What is Engine Braking?
If you've ever driven in the mountains, you may have heard a loud rumble from an eighteen wheeler as it descends. The noise of engine braking may be disconcerting, but without it, large and extremely heavy vehicles would have a very hard time stopping. In fact, engine braking is used to help big rigs reduce the use of normal brakes, which reduces the potential of the mechanical brakes locking up and jack-knifing the truck. While most popular and recognizable in commercial vehicles, a similar approach is also sometimes seen in passenger cars when a driver downshifts down through the gears to slow their vehicle.
How Engine Braking Works
Engine braking reduces the speed of the engine, and therefore, the vehicle. The goal is to prevent the vehicle from picking up speed or going down a decline too fast. This method is most often seen in heavy-duty vehicles and commercial autos such as buses and semi trucks. Engine braking is often referred to as using the “Jake Brake” because of the main manufacturer of commercial engine brakes, Jacobs Vehicle Systems.
Here is how the system works: The driver presses a button to shut off fuel to a certain number of cylinders through the compression-release engine brake. While the cylinders can still receive air, there's no combustion, so they don’t send power to the wheels. When activated, the brake opens exhaust valves in the cylinders after the compression cycle, releasing the compressed air trapped in the cylinders. The mechanical drag of the spinning engine parts slows the engine down, and thus slows the vehicle.
Using an engine brake is important for heavy vehicles because the added weight they carry increases their momentum, making it harder for them to stop. The regular brakes aren’t powerful enough to slow these vehicles down quickly on their own, so engine braking can significantly reduce stopping distance.
Issues and Benefits with Engine Braking
The main problem with engine braking is the noise it creates. The level of noise is at least 10 decibels over the highest level in normal conversation. A vehicle without the proper muffling can emit even higher amounts of noise. Because of this, some states don’t allow engine braking. It’s also common for some diesel regeneration systems to become clogged with excessive carbon debris, which will require cleaning more frequently. Many truck fleets closely monitor the benefits and side-effects to develop engine braking system that are less harmful to emission control systems.
Besides better stopping ability, another benefit of engine braking is that it tends to break up excessive carbon build-up inside exhaust valves, the exhaust manifold, and other exhaust components. It not only helps the engine be more effective at reducing vehicle speed, it can help extend the life of the normal brakes. Fewer instances of brake failure are seen when the engine brake is used, which can improve safety for the vehicle and other automobiles around it. Wear on tires and brakes is reduced, which saves the owner money.

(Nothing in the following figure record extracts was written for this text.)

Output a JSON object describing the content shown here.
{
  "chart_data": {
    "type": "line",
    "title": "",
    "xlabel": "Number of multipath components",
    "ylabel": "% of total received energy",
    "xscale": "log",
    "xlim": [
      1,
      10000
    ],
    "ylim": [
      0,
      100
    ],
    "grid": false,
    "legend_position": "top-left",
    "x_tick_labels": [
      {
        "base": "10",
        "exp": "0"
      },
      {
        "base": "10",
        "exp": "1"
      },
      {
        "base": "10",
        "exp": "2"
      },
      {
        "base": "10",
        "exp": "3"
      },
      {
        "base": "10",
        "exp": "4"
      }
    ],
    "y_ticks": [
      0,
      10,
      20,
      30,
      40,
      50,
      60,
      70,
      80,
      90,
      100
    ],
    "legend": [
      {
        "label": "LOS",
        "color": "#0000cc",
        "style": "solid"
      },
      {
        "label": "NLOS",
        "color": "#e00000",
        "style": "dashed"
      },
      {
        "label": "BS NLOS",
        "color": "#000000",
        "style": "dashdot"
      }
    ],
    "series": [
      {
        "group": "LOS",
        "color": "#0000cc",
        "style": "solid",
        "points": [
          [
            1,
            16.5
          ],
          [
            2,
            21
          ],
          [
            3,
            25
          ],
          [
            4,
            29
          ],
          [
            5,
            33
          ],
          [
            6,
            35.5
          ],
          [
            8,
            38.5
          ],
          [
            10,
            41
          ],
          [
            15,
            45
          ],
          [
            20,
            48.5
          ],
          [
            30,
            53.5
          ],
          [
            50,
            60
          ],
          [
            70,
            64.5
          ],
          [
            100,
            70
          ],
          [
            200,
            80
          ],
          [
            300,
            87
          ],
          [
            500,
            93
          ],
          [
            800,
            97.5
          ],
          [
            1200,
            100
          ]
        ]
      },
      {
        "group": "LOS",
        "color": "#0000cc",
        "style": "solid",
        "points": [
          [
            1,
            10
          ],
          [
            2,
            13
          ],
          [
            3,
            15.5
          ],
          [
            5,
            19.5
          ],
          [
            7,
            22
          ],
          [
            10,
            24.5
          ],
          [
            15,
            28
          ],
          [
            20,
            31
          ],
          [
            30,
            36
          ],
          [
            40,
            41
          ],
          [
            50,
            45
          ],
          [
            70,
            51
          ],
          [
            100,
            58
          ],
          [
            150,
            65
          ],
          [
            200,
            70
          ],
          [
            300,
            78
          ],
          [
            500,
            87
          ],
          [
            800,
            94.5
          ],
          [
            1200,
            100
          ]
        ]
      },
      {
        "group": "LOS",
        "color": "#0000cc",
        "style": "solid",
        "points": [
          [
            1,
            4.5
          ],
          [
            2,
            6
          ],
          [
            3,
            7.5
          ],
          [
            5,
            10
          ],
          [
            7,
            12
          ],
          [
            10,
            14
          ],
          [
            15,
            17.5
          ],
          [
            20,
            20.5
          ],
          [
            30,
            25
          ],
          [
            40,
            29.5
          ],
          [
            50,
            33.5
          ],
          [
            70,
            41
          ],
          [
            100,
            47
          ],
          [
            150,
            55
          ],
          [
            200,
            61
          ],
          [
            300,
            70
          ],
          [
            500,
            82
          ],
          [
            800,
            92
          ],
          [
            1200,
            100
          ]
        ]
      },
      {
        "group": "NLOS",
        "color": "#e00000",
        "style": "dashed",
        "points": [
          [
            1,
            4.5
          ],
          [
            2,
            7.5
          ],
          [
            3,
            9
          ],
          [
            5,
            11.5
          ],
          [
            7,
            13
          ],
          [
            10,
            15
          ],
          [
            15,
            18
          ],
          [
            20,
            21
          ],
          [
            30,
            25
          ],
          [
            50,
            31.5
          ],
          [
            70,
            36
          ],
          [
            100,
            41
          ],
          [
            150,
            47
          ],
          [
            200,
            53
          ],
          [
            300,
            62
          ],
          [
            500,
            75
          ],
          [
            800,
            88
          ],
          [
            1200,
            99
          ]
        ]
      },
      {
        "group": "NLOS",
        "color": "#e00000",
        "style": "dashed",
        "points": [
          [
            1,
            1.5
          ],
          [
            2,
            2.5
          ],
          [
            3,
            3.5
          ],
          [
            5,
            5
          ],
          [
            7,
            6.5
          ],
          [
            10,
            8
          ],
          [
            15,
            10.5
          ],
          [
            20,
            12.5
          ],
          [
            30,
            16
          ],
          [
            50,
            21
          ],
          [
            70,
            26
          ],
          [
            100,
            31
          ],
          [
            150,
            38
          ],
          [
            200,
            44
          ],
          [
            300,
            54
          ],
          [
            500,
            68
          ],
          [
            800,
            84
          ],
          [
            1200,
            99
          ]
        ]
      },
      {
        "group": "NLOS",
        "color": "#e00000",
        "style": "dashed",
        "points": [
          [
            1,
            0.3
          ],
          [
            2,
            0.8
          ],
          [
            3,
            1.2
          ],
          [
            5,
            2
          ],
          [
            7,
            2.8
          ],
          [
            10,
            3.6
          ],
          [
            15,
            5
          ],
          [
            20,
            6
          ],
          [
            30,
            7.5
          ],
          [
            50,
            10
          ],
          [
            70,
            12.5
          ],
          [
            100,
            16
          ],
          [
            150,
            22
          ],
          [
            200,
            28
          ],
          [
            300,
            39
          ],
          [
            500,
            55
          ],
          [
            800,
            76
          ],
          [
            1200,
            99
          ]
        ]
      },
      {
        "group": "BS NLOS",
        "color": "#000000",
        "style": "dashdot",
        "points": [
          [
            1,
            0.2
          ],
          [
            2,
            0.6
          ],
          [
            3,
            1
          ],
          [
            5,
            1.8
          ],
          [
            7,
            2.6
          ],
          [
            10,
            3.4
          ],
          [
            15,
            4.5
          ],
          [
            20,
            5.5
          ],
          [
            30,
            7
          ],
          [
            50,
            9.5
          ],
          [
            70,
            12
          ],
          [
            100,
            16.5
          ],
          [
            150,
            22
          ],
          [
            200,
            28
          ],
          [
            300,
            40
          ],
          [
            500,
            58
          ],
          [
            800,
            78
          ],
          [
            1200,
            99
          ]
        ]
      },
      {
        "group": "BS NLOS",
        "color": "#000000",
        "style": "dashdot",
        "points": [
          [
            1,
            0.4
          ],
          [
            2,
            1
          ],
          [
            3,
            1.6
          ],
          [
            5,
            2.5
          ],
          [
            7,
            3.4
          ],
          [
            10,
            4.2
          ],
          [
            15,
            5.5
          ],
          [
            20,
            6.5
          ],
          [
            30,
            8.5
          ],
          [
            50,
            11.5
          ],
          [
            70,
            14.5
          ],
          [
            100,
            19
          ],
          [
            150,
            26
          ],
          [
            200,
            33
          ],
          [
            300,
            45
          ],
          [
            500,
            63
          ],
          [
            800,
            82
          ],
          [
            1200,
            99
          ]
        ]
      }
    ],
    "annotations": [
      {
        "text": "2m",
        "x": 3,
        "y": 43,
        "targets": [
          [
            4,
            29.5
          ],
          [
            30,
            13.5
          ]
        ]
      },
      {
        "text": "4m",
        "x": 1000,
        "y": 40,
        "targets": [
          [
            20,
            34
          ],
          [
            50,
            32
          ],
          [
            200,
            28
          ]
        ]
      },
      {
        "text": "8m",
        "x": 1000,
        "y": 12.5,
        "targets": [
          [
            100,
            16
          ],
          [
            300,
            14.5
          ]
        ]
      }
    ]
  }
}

This principle applies to cars as well. While no passenger vehicle is equipped with a Jake Brake, downshifting to use cylinder decompression and the engine's mechanical drag to reduce speed is still used in normal cars. If you've ever watched a car race, you may have noticed drivers downshifting to help them slow before a corner. Skilled manual transmission drivers can do this too, and many of today's paddle-shift automatic transmissions have downshifts that are smooth and precise.